In M&M Medical Center, Inc. v. State Farm et. al., Case No. 10-21450-SP-23 (unpublished opinion out of Dade County, October, 2009), the Court citing Flagler Hospital v. Progressive et. al., held that the proper formulation for the subtraction of the deductible is to subtract it from the total billing amount before the reductions pursuant to section 627.736 are applied. See Heather Dussault et. al. v. Windhaven et. al.21 Fla. L. Weekly Supp. 436b (Hillsborough County Court, July 9, 2013)(The plain, unambiguous and unequivocal language of §627.739(2) requires the deductible amount must be applied to 100 percent of the expenses and losses described in s.627.736. This Court is not permitted to employ other rules of statutory construction.)

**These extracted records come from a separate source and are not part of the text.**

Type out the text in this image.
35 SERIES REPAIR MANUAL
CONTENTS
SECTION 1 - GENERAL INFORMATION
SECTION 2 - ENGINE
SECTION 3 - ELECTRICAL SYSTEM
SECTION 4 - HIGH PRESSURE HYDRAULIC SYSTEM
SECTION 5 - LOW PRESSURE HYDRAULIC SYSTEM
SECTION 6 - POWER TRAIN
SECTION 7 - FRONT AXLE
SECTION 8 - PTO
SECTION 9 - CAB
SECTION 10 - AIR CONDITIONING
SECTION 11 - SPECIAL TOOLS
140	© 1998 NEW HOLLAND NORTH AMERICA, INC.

Thus, under the applicable principles of statutory construction and the plain, unambiguous and unequivocal language of Florida Statute §627.739 (2008), insurers must apply 100% of the billed amount of the medical expenses to the deductible before applying any permissive reimbursement limitations (i.e. percentages) contained in Florida Statute §627.736(5)(a)2. Emergency Physicians of Central Florida, LLP a/a/o Asmaa Karani v. Progressive Select Ins. Co. 20 Fla. L. Weekly Supp. 689a (Fla. Orange Cty. 2013); Tampa Bay Imaging a/a/o Heather Dussault v. Windhaven Insurance Company12-CC-010093 (Fla. Hills. Cty. Ct. 2013) [21 Fla. L. Weekly Supp. 436b].

Finally, it is worth noting that the language of Florida Statute §627.739 (2008), nor Defendant’s policy, state that the deductible shall be applied “after application of the payment methodology as found in §627.736(5)(a)2.,” or any other payment methodology.

ORDERED AND ADJUDGED that Plaintiff’s Motion for Final Summary Judgment as to Defendant’s Misapplication of the Deductible pursuant to Florida Statute 627.739(2) is GRANTED and Defendant’s Motion for Final Summary Judgment is DENIED. The Court reserves jurisdiction on attorney’s fees and costs Plaintiff shall recover in this matter, as well as, to further approve, authorize, and grant any and all remaining relief in this proceeding.